No one spoke for a long moment.
“So tobacco was burned to gain the attention of Mrs. Evering in the next world,” Duncan suggested in a careful tone, feeling Arnold’s withering glance.
“Most of the men partake of tobacco when they can,” Arnold interjected. “One of them stole it from the lieutenant, who was well known for having fine twists of Virginia leaf.” He paused, taking note, as Duncan already had, of the sudden melancholy that had overtaken Woolford. “Evering brought the brazier for warmth. The tobacco fell as the murderer struggled with him.”
“I must see the professor’s quarters,” Duncan finally stated. He dared not openly express interest in Evering’s journal.
“The captain gave his orders,” Arnold said. “You’ll not be leaving the cell deck.”
“I must see the other letters at least.”
“Equally impossible,” Arnold said. “You will not be permitted to tamper with the royal mails.”
Duncan gazed at the letters in front of him. “Then surely you will return these to the mails.”
“They have become evidence.”
“There is but one killer. Even were it one of these men, the other is innocent.” He searched Arnold’s unyielding face. “Bring me paper and ink. I shall transcribe them. You can witness them as true copies. Surely,” he entreated, “we will not punish the innocent. When will word reach their loved ones again? A child needs his buttons.”
Arnold cast a disappointed glance at Duncan. “Innocent, Mr. McCallum?” he asked, as if unfamiliar with the term.
Woolford rose. “I shall make it so,” the officer said, and hurried up the ladder.
Arnold paced around the table. “Paper and ink will provide an opportunity to commence your report,” he observed. “Lord Ramsey is fastidious about records. He will desire a quick conclusion, but a complete written account. Flavor it with your science.

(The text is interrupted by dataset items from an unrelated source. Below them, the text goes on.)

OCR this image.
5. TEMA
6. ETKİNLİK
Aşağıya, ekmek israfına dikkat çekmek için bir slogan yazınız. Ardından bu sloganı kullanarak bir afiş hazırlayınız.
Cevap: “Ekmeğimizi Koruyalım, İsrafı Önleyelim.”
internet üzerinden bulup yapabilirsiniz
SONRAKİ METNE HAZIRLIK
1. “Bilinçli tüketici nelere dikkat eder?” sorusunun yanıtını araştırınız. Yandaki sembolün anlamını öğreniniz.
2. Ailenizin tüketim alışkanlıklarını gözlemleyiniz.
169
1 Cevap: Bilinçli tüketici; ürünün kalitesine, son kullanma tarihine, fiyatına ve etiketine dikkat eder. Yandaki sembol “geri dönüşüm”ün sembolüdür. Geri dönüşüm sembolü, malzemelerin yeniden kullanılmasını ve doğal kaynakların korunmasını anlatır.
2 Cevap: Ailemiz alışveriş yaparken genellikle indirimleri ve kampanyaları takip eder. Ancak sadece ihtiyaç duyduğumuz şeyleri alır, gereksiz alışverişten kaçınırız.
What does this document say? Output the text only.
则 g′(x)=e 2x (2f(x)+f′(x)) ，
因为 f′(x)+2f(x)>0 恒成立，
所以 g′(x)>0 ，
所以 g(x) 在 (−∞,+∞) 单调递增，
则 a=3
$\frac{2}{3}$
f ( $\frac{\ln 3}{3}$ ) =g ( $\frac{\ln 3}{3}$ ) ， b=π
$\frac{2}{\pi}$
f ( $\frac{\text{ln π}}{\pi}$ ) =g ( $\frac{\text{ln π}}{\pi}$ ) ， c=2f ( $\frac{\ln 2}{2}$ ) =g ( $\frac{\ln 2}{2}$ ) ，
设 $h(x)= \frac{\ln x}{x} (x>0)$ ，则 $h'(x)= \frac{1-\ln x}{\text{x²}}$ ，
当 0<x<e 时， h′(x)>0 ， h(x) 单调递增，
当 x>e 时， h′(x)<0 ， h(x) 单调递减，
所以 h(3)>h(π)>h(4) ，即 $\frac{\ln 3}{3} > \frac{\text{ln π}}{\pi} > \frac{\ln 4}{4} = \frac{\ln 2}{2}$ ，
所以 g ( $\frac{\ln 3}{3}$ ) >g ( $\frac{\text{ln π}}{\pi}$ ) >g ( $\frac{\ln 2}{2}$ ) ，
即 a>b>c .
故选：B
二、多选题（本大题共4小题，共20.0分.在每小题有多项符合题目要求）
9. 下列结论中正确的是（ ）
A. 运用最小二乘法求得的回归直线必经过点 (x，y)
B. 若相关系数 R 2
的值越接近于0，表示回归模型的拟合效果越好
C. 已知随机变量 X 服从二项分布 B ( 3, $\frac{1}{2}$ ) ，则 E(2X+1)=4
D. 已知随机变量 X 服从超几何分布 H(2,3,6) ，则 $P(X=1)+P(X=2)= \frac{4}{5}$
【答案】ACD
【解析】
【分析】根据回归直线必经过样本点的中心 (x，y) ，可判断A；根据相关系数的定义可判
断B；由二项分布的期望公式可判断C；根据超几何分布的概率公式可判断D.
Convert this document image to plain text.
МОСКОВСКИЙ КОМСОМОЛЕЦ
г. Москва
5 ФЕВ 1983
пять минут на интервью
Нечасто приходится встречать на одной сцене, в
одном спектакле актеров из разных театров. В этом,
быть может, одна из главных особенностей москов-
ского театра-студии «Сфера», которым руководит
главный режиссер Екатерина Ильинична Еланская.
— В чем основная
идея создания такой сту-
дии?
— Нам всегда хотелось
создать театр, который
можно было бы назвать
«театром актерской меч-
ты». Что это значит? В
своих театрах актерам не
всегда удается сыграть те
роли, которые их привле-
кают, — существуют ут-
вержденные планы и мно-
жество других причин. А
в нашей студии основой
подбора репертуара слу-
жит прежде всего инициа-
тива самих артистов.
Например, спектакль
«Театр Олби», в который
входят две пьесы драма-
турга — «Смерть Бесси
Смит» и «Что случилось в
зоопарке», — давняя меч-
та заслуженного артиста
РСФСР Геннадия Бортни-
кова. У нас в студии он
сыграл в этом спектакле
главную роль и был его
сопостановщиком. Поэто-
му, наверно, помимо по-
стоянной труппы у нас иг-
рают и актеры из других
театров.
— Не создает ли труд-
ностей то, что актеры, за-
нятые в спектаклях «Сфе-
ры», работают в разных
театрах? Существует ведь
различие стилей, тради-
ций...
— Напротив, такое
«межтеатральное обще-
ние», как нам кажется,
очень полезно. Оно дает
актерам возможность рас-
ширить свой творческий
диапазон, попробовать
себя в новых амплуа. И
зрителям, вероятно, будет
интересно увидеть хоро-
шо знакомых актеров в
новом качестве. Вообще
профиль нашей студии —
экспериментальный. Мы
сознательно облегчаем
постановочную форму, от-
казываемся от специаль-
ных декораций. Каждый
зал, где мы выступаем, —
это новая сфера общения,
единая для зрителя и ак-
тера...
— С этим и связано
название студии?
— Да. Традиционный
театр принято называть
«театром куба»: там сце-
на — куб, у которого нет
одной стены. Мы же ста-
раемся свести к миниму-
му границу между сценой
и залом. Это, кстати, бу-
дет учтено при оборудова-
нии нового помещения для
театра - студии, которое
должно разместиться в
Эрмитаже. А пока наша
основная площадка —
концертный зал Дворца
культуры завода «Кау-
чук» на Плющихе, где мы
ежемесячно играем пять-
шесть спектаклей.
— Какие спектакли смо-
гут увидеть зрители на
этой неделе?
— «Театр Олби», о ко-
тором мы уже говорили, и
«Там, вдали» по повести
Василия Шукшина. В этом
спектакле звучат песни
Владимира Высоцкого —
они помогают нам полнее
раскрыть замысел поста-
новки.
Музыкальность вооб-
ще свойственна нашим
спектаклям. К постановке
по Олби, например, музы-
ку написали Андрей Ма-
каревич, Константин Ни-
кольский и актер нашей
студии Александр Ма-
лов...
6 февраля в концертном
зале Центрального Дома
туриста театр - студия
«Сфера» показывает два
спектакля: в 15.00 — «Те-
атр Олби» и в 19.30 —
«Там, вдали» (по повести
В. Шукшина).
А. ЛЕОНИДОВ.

The army will soon know of a killing in the Company,” he added, with a glance toward the gangway where Woolford had disappeared. “Lord Ramsey will not desire a military inquiry to be opened.”
“It could be useful to one writing such a report, Reverend,” Duncan pointed out, “to know why the military would be interested.”
Arnold considered the question for a long moment. “The Ramsey Company and the army share many of the same goals, but we are oceans apart in how to achieve them.” The vicar gazed toward the cells. “Your report. It shall point out the sins committed along the way, with the truth shining like the light of the Almighty at its conclusion.”
“You make it sound as if I am writing a sermon,” Duncan replied. “And you forget I have been locked in a cell,” he added.